Investor gefunden

Schweizer Treuhand-Gesellschaft übernimmt STRENESSE

Symbolbild. Foto: STRENESSE AG.
Das Nördlinger Mode-Unternehmen STRENESSE hat einen neuen Geldgeber gefunden. Der Vertrag mit einer Schweizer Treuhand-Gesellschaft wurde vergangenen Freitag unterzeichnet.

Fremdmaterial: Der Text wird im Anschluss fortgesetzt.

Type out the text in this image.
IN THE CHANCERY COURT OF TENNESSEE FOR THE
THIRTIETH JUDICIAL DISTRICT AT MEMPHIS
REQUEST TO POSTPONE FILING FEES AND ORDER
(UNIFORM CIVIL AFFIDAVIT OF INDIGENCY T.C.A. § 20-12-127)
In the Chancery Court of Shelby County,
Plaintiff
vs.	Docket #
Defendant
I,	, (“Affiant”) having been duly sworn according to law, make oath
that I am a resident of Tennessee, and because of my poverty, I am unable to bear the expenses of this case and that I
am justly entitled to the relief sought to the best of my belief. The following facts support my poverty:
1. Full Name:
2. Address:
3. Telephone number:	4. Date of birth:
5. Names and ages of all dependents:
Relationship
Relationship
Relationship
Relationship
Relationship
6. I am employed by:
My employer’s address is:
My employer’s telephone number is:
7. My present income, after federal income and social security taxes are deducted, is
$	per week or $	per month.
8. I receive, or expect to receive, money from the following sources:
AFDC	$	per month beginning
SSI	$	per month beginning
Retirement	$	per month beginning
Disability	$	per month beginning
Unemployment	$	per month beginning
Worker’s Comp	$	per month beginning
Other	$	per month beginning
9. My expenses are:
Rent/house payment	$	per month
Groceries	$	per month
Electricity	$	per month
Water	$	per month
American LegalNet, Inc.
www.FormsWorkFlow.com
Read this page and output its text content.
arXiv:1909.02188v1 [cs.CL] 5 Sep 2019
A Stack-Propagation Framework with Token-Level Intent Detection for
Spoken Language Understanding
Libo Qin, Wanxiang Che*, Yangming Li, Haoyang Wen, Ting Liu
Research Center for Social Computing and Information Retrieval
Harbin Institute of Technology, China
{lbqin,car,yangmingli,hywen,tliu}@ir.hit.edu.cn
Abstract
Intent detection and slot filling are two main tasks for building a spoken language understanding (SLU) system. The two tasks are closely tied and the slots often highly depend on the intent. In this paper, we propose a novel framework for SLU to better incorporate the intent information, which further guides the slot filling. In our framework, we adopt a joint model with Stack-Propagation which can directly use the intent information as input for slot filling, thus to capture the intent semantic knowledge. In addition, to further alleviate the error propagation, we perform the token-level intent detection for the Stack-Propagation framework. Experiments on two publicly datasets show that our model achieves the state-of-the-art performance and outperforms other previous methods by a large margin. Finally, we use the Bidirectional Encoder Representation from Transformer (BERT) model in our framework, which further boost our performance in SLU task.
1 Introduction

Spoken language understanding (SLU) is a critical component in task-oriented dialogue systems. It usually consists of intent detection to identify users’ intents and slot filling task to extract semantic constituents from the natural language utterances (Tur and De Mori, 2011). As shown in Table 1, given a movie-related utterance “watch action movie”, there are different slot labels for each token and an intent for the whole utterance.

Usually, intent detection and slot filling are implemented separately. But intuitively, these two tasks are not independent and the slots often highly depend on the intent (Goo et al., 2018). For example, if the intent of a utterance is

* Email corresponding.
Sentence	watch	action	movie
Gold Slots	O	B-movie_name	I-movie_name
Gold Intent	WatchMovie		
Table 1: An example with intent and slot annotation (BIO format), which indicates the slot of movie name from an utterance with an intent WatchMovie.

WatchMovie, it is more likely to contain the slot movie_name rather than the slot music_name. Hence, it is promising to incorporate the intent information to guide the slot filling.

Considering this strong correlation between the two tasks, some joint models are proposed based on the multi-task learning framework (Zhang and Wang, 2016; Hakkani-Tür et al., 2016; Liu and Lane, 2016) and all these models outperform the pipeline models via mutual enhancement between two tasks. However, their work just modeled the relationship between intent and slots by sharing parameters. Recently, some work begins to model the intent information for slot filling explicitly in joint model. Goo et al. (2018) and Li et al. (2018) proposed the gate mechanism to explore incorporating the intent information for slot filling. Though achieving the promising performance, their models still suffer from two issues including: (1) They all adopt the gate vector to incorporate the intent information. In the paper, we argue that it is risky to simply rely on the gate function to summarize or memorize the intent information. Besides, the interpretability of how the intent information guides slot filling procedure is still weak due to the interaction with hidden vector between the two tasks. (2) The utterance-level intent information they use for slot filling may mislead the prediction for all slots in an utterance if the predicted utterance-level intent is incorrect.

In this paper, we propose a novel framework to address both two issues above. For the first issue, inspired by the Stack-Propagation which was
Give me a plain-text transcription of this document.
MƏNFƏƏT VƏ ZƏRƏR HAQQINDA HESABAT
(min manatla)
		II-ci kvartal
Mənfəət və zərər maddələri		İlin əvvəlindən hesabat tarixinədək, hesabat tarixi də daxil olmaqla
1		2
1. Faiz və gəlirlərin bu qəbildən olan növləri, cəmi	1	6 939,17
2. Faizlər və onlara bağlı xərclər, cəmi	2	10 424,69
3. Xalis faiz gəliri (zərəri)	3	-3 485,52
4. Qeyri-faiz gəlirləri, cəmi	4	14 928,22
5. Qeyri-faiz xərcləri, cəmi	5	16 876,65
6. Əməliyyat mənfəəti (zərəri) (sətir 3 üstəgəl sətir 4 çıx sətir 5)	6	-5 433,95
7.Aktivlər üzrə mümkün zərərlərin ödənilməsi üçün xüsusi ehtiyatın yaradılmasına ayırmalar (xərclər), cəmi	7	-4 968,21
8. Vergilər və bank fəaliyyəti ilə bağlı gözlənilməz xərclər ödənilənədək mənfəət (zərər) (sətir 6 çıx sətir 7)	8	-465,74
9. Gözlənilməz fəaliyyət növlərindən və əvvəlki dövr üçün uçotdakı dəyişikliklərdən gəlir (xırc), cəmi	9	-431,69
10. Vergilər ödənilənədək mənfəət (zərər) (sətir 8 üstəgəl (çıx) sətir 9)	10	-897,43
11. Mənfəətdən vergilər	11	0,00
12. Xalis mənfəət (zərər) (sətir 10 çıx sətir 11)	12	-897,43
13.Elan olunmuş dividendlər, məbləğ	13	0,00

„Wir freuen uns sehr, einen strategischen und  langfristig planenden Investor für STRENESSE gefunden zu haben“, lies Insolvenzverwalter Dr. Jörg Nerlich verkünden. „Sowohl das Konzept als auch das Team haben uns überzeugt.“ Mit der Übernahme der STRENESSE AG sind nun auch die Arbeitsplätze der 240 Mitarbeiter gesichert. Der Vertrag bedarf noch der Freigabe durch das Kartellamt.

Neuer CEO startet 2017

Mit der Schweizer Treuhand-Gesellschaft hat STRENESSE nun einen neuen Investor der „von der Marke und dem Know-how des Unternehmens überzeugt ist“, wie der Insolvenzverwalter erklärt. Es solle an die großen Erfolge aus der Vergangenheit anknüpft werden. Dazu will die Schweizer Treuhand-Gesellschaft die nationalen Wholesale Partner stärken sowie die internationale Expansion vorantreiben. Für die zukünftige Ausrichtung ist ein erfahrenes Team an Branchenexperten verantwortlich. Diesem sitzt auch der neue CEO von STRENESSE, Dr. Jürgen Gessler, bei. Er tritt seine Aufgabe zum 1.Januar 2017 an und ist ebenfalls am Unternehmen beteiligt.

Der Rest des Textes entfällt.